|
|
Terms in an editor regular expression can be grouped together using \( and \). Any regular expression so constructed is treated as an identifiable unit in a larger regular expression, and can be referred to later in a search/replace expression by the editor.
This is a particularly useful mechanism. Each regular expression enclosed between escaped brackets is treated as a positional parameter. For example, in the regular expression \([Tt]he\).\(fox\) the first grouped expression matches the words ``The'' or ``the''. It is followed by an indeterminate string of any characters, then a second grouped expression matching only the word ``fox''.
The first grouped expression may be referred to in the editor expression as \1, the second expression as \2, and so on. For an illustration of how this can be used to swap the order of regular expressions during a search and replace operation, see ``Manipulating text with sed''.
Grouping can be used to search for words separated by white space
(tabs or spaces). For example, suppose you want to search for the
expression above, where the words are separated by white space. You
could construct a pattern like this:
\([Tt]he\)\([<Tab><Enter><Space>]\{1,100\}\)\(fox\)
The middle group, \([<Tab><Enter><Space>]\{1,100\}\), is a group consisting of the set of space, tab and newline characters, matched from one to one hundred times.
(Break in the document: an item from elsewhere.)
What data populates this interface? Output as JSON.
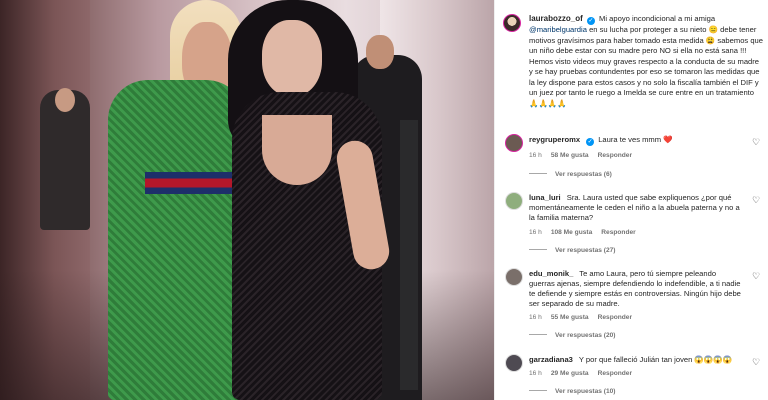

Thus, it will match from one to one hundred white space characters as a group separating ``The'' and ``fox''.
When a program that uses regular expressions tries to find a match, it searches for a string that matches the first group. If it finds a match, it then tries to match up the second group, then the third, and so on. A complete match is only confirmed when all the expressions in a group are correctly matched to a string of consecutive characters in the target file.